A rua onde morava um serial killer, o castelo de pedras que aprisionou uma linda mulher e o largo em que os condenados eram enforcados no século 19 são paradas de um tour sobre as lendas urbanas de Porto Alegre, que ocorre a cada duas semanas no Centro Histórico. A caminhada noturna de dois quilômetros é realizada desde o ano passado por dois guias de turismo do projeto Viva+POA.
Evandro Costa, 27 anos, e Tamara Dias, 35 anos, conduzem o walking tour a partir do Viaduto Otávio Rocha, na Avenida Borges de Medeiros, mesclando os relatos do imaginário popular com informações documentadas. Volta e meia, um dos dois some para reaparecer em uma fantasia. É que, como em um teatro de rua, personagens das histórias surgem ao longo da caminhada para contar a sua versão.

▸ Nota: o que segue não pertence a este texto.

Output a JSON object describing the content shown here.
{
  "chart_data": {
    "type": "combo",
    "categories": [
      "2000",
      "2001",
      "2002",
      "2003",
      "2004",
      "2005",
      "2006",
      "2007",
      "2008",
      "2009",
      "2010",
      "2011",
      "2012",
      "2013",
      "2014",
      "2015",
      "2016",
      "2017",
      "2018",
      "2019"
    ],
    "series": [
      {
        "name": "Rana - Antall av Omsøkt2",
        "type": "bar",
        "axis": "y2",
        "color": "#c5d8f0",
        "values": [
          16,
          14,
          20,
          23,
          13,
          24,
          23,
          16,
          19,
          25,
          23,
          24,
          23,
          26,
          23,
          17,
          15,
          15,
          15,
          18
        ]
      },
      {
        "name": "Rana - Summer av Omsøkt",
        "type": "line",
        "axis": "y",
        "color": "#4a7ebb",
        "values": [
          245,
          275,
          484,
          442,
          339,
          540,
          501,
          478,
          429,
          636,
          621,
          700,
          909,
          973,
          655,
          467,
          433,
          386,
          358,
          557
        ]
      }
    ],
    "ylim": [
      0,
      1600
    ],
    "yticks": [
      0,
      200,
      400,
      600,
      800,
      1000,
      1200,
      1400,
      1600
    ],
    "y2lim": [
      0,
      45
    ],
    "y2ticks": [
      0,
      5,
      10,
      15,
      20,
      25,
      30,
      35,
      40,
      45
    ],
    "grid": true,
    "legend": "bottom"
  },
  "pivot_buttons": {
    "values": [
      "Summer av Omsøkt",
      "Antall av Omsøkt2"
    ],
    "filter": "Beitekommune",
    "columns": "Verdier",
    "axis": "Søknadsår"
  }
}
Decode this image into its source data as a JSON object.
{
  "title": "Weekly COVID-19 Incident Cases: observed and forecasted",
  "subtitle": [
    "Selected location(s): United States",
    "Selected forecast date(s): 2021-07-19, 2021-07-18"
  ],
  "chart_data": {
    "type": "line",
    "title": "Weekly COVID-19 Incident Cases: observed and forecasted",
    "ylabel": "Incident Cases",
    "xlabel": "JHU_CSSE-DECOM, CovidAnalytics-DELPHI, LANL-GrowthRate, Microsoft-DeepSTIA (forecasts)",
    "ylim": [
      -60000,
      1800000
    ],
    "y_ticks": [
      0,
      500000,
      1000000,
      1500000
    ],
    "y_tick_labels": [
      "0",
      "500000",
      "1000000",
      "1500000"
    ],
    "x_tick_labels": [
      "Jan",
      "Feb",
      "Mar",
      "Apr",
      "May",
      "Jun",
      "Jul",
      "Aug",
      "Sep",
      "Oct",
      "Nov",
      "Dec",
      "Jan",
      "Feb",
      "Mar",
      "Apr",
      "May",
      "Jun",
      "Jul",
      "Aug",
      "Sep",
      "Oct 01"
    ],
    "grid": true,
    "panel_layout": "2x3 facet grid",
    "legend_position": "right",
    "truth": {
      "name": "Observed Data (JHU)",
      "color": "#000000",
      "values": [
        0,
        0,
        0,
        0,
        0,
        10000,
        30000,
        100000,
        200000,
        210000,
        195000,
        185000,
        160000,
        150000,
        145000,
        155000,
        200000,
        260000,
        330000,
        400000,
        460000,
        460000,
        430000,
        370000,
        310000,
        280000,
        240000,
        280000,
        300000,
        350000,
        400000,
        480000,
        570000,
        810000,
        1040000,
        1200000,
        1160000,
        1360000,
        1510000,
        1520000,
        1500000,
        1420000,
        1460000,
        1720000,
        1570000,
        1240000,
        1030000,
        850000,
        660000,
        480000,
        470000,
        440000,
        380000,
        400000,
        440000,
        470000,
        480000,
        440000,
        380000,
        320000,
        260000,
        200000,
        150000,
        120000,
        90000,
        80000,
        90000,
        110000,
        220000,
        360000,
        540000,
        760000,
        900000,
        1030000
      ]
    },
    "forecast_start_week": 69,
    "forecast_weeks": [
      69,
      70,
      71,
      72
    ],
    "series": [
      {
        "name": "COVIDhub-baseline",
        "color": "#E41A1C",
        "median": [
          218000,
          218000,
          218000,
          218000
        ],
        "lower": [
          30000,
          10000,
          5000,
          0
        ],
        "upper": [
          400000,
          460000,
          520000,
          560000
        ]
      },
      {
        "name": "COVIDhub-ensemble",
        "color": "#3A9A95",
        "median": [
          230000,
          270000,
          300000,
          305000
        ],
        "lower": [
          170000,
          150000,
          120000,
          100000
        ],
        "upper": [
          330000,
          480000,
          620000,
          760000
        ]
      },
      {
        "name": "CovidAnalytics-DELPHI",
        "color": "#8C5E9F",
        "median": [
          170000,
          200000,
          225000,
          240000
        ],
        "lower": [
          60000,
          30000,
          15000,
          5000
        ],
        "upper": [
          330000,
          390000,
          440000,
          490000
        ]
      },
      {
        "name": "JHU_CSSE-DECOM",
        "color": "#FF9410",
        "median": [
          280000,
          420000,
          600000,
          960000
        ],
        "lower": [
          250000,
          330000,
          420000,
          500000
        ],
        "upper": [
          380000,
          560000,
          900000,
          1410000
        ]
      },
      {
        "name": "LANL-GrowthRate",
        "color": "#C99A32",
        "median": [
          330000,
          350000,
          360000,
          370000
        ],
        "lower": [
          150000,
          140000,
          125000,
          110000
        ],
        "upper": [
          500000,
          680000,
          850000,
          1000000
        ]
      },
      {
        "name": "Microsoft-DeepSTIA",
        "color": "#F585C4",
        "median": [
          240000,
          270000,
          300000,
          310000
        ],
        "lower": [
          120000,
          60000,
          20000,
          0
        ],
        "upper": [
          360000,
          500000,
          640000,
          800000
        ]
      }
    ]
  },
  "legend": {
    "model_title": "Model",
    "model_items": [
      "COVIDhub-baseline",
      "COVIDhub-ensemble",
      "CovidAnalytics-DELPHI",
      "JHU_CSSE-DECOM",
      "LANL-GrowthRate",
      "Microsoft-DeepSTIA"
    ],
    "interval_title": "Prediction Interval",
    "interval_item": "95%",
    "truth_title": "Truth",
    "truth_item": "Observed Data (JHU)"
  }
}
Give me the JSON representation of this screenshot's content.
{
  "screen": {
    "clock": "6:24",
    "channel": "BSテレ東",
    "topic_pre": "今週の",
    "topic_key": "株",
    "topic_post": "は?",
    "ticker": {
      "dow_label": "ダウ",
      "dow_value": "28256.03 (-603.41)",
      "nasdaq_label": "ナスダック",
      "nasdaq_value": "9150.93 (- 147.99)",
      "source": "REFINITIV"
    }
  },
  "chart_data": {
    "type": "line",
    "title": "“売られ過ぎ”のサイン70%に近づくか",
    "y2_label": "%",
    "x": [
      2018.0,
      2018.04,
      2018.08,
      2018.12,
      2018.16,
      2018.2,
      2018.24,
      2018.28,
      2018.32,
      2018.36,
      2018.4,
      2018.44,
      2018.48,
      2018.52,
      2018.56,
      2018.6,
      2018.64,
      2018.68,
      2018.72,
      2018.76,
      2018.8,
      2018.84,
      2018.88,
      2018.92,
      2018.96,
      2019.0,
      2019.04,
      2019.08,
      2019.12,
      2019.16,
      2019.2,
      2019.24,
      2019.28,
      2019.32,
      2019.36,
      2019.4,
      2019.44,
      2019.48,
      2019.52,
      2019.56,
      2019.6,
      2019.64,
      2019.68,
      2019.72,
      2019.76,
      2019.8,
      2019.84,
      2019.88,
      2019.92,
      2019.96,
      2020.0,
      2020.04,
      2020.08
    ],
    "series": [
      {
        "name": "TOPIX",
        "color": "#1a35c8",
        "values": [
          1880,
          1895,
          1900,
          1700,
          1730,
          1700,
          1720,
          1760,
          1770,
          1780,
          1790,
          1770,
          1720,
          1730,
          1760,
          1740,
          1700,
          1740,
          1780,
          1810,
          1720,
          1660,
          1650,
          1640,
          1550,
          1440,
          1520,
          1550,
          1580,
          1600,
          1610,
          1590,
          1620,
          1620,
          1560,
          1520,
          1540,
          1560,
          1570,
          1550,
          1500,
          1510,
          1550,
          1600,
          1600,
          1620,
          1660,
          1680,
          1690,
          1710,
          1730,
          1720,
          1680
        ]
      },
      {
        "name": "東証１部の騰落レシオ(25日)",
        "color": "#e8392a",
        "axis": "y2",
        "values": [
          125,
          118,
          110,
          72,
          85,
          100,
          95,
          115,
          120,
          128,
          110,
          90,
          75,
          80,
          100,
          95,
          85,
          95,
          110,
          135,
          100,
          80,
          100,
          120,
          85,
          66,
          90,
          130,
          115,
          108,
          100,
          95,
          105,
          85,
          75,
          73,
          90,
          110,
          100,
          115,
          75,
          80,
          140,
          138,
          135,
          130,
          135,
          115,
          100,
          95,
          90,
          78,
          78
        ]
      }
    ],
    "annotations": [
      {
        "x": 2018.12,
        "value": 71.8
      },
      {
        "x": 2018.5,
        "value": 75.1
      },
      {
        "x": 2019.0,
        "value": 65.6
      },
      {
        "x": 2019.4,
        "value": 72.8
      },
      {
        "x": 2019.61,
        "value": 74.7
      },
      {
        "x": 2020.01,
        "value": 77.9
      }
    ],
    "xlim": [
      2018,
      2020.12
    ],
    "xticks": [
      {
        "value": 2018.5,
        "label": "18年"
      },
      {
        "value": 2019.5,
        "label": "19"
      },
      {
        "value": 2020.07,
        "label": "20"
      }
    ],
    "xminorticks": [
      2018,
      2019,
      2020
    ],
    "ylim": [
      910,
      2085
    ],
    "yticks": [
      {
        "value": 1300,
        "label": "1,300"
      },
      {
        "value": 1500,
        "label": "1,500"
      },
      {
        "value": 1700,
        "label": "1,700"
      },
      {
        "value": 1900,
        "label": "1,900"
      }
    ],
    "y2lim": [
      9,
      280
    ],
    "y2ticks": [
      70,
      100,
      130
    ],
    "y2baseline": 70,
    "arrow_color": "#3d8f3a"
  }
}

A primeira parada do tour é em frente ao Museu Júlio de Castilhos, onde morreu o presidente do Rio Grande do Sul — ele não resistiu a uma cirurgia para remoção de um câncer na traqueia realizada ali na sua casa e faleceu em 1903. Dois anos depois, sua esposa, Honorina, cometeu suicídio dentro do casarão, consagrando a fama de mal-assombrado do prédio. A sombra dos galhos das árvores projetada pela iluminação da rua na fachada de linhas neoclássicas só endossa o relato assombroso dos guias.
Os túneis subterrâneos do Palácio Piratini e o cemitério açoriano que havia na área da Cúria Metropolitana há mais de 200 anos são abordados no caminho, levando ao momento mais sombrio da noite: a história do linguiceiro da Rua do Arvoredo. Ela se passa na metade do século 19.
— O Jack Estripador ainda era criancinha e esse já estava causando — comenta Tamara.
A localização exata da casa do assassino em série José Ramos é uma incógnita: a rua ganhou um traçado diferente e passou a ser chamada de Fernando Machado. Reza a lenda que dos corpos das vítimas seria produzida a linguiça, vendida em um açougue da cidade.
Quem conta esse causo é o próprio José Ramos, com um avental branco manchado de sangue e um machado em mãos. Ele dá detalhes sórdidos de como matava, como desossava e como preparava a iguaria canibal, com base em trechos do livro O Maior Crime da Terra, de Délcio Freitas. José Ramos de fato foi condenado e preso por homicídios, mas no julgamento não se cogitou que eram feitas linguiças com a carne das vítimas.
Os corajosos participantes andam então em direção ao “Alto da Bronze”. Na Rua Vasco Alves, conhecem o castelinho de inspiração medieval construído em pedras cinzas na década de 1940 pelo político Carlos Eurico Gomes.
Aprisionou nele a sua amante, uma linda jovem chamada Nilza Linck. Ele era tão ciumento que não a deixava sair do castelinho sozinha, quanto menos cumprimentar os vizinhos ou se aproximar das janelas. Chegou a ameaçar ela de morte. Nilza viveu quatro anos praticamente encarcerada até arranjar coragem para deixar o homem.
O tour ainda passa pela Praça Brigadeiro Sampaio, onde eram penalizados os escravos condenados por seus senhores, de chibatadas à forca. Diz a lenda que ali, segundos antes de ter o alçapão aberto sob seus pés e despencar com a corda no pescoço, um escravo condenado de roubar uma joia na Igreja das Dores lançou uma maldição:
— Como prova da minha inocência, vocês nunca vão ver as torres da igreja construídas.
As obras, de fato, se arrastaram por décadas: iniciadas em 1807, só foram terminadas em 1904. E é na frente do templo monumental de arquitetura eclética que o tour é finalizado. É quando Tamara conta a última lenda, essa sem demonstrar muita convicção.
— Dizem que quem casa aqui não descasa. Será?
Morando em Porto Alegre há 15 anos, o empreendedor Wayner Bechelli se espantou com o tanto que não sabia sobre a Capital. Relata que é muito comum se fazer walking tours ao visitar outras cidades, e lhe parece “um absurdo” não experimentar no próprio município. O adestrador de cães Mauricio Castro Pinzkoski se surpreendeu especialmente com a qualidade da encenação feita pelos guias:
— É um passeio que faz você entrar na história.
Para participar da experiência, é cobrado o valor de R$ 35 por pessoa. O percurso realizado duas sextas-feiras por mês, das 19h às 21h30min. É possível obter mais informações no site do projeto Viva+Poa e nas redes sociais.